A dívida pública e o ‘spillover’ para o sector privado
Os juros da dívida estão no limiar dos 4%, com efeitos negativos nas decisões racionais dos privados. Assim, o Estado é uma âncora que não estabiliza, mas está a puxar a economia para baixo.
A “yield” dos 10 anos da República Portuguesa permanece junto aos 4% e dia após dia vai ameaçando a integridade daquele patamar. No curto prazo, trata-se do maior risco à iniciativa privada, e ao investimento das empresas, na economia portuguesa. Porque, por definição, é a “yield” da dívida pública de longo prazo, constituindo o que em teoria se designa por taxa de juro sem risco, que determina o prémio de risco associado ao sector privado (e o custo médio ponderado do capital das empresas privadas). E, assim, é este mesmo prémio de risco que, conjugado com a rentabilidade esperada dos investimentos, determina a realização (ou não) de investimento por parte das empresas.
Segundo dados do Banco de Portugal, a rentabilidade operacional do investimento nas empresas privadas (não financeiras) em Portugal era no final de 2015 de 10,6%. Ora, por investimento, ou por capitais investidos, consideram-se habitualmente os activos fixos e as necessidades em fundo de maneio das empresas. Ao mesmo tempo, a rentabilidade do activo e dos capitais próprios era de 2,5% e 7,6%, respectivamente, sendo o custo da dívida financeira (juros suportados em proporção dos financiamentos obtidos) de 3,7% para uma autonomia financeira global (capital próprio em percentagem do activo) de 32,4%.

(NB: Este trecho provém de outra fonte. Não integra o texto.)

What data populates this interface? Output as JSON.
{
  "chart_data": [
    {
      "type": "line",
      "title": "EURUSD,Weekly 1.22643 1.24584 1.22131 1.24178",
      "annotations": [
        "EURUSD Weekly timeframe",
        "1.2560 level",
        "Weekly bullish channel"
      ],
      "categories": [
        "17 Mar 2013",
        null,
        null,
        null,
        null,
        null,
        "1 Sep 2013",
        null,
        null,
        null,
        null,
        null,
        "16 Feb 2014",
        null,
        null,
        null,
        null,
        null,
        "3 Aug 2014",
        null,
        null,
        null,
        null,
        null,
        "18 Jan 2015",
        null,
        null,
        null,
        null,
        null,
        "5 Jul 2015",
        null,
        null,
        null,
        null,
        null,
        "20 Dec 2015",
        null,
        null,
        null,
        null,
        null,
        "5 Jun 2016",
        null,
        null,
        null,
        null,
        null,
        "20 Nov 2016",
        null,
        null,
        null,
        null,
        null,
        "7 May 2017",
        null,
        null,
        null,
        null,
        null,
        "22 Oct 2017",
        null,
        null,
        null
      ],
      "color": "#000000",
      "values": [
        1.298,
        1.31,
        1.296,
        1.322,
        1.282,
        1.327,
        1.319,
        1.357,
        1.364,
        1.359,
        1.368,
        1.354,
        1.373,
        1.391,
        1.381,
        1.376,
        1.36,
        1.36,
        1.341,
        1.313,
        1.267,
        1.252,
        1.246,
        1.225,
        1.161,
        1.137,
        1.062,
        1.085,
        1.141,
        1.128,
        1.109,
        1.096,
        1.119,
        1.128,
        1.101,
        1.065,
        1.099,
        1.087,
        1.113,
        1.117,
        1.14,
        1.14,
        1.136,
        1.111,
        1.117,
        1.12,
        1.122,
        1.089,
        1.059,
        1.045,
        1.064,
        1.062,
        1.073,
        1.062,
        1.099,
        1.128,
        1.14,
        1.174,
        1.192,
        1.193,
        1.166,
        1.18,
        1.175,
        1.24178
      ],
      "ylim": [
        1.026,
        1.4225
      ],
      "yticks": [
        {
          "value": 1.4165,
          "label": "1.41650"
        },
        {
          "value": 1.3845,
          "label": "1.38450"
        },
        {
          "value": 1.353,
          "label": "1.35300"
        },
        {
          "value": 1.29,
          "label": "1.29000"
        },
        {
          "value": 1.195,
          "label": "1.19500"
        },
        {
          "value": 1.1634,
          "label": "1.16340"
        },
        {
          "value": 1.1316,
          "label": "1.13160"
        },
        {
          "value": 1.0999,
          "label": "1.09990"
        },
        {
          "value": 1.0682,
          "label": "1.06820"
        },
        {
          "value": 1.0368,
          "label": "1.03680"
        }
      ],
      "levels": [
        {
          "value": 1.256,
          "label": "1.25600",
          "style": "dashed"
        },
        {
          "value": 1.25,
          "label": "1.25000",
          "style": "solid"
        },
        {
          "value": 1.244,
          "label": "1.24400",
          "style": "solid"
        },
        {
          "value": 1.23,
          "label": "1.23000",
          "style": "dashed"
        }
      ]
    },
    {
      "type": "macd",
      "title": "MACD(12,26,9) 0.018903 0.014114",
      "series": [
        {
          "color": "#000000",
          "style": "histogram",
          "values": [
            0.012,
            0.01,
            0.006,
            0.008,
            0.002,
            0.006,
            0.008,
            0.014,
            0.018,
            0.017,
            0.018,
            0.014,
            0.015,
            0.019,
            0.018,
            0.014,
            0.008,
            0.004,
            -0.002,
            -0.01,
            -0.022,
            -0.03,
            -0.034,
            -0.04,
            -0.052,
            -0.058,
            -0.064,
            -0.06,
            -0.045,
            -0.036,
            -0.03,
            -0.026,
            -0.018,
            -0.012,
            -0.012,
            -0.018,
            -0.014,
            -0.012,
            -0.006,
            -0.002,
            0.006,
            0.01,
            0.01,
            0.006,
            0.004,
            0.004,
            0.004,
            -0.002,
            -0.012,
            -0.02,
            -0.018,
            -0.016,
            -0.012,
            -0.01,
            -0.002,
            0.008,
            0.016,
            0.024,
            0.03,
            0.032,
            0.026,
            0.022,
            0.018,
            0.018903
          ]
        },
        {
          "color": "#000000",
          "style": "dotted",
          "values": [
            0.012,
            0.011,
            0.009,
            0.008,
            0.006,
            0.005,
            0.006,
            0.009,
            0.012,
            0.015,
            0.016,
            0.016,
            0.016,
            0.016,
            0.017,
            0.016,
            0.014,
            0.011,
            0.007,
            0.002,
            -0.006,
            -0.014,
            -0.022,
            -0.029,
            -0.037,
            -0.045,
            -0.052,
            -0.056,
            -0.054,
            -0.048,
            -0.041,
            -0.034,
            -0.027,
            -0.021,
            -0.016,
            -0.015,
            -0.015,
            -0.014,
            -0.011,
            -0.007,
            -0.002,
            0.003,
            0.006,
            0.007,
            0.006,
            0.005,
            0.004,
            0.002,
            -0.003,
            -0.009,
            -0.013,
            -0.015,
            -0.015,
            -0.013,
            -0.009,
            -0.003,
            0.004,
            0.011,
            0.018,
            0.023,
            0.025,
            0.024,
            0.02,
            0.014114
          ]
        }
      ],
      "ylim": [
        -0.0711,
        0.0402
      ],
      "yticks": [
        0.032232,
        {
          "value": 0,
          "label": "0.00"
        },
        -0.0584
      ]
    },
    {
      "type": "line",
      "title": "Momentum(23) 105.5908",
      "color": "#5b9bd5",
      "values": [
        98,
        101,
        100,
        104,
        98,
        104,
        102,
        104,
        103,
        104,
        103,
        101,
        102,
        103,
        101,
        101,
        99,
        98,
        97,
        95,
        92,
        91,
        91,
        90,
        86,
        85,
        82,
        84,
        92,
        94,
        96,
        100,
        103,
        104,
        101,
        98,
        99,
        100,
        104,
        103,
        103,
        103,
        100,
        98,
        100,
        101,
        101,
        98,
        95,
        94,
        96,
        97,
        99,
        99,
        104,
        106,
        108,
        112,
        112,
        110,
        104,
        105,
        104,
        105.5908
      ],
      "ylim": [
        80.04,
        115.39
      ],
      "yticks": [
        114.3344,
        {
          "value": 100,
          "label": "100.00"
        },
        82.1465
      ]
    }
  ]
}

Era esta, em suma, a fotografia económica e financeira do sector privado nacional no final de 2015 e que, não obstante o chamado “survivorship bias” – porque as médias excluem as empresas que morrem – revelava um sector privado sustentável e em recuperação, embora não muito rentável e infelizmente bastante endividado (exibindo em média um montante de financiamentos obtidos equivalente a cinco vezes EBITDA).
As estatísticas anteriores, constituindo médias, não reflectem outras importantes nuances, tais como eventuais diferenças face às médias consoante a dimensão das empresas sob análise. Uma microempresa, por exemplo, exibirá valores tipicamente diferentes dos de uma grande empresa. Porém, de um modo geral, os dados anteriores permitem extrapolar o risco inerente ao sector privado que decorre especificamente do nível dos juros da República Portuguesa.
Porque facilmente, sobretudo no caso de investimentos privados de longo prazo, que tendem a ser mais estruturantes e mais onerosos, a subida da “yield” soberana poderá inviabilizar a racionalidade económica da iniciativa privada. Bastará para tal que o custo do capital se torne superior à rentabilidade do investimento. Ou que o peso dos juros em proporção do EBITDA – no final de 2015 este indicador situava-se em média muito próximo de 20% –, se torne ele próprio uma ameaça à existência e disponibilidade de capital nas empresas.
A sustentabilidade da dívida pública está, pois, novamente no fio da navalha. E com esta, embora em menor grau, também a sustentabilidade do sector privado (que, recorde-se, estava em recuperação). Se considerarmos o custo médio de toda a dívida pública nacional, cerca de 3,5% segundo dados do IGCP, e em simultâneo concluirmos que o PIB nominal em 2017 crescerá abaixo daquele nível – até na estimativa optimista do Governo –, então, estaremos já para lá do limiar de sustentabilidade.
Se a isto acrescentarmos o facto de o rácio entre os juros da dívida pública e as receitas fiscais do Estado estar já muito próximo de 20%, e em vias de quebrar este patamar, então, mais convictos ficaremos dos riscos que, não obstante uma falsa sensação de serenidade, se colocam no imediato à República.
E, por fim, se em cima dos riscos soberanos compreendermos a dinâmica de propagação de efeitos ao sector privado, onde as escolhas se fazem pela comparação racional (e não política) de benefícios e custos marginais, e onde o peso relativo dos juros no EBITDA não é menor, então, mais pessimistas ficaremos quanto à evolução do investimento, e da recuperação económica, em Portugal.
O Estado é cada vez mais a âncora da economia portuguesa. Mas é uma âncora que não estabiliza. Pelo contrário, afunda.
Por decisão do autor, este artigo é escrito de acordo com o anterior acordo ortográfico.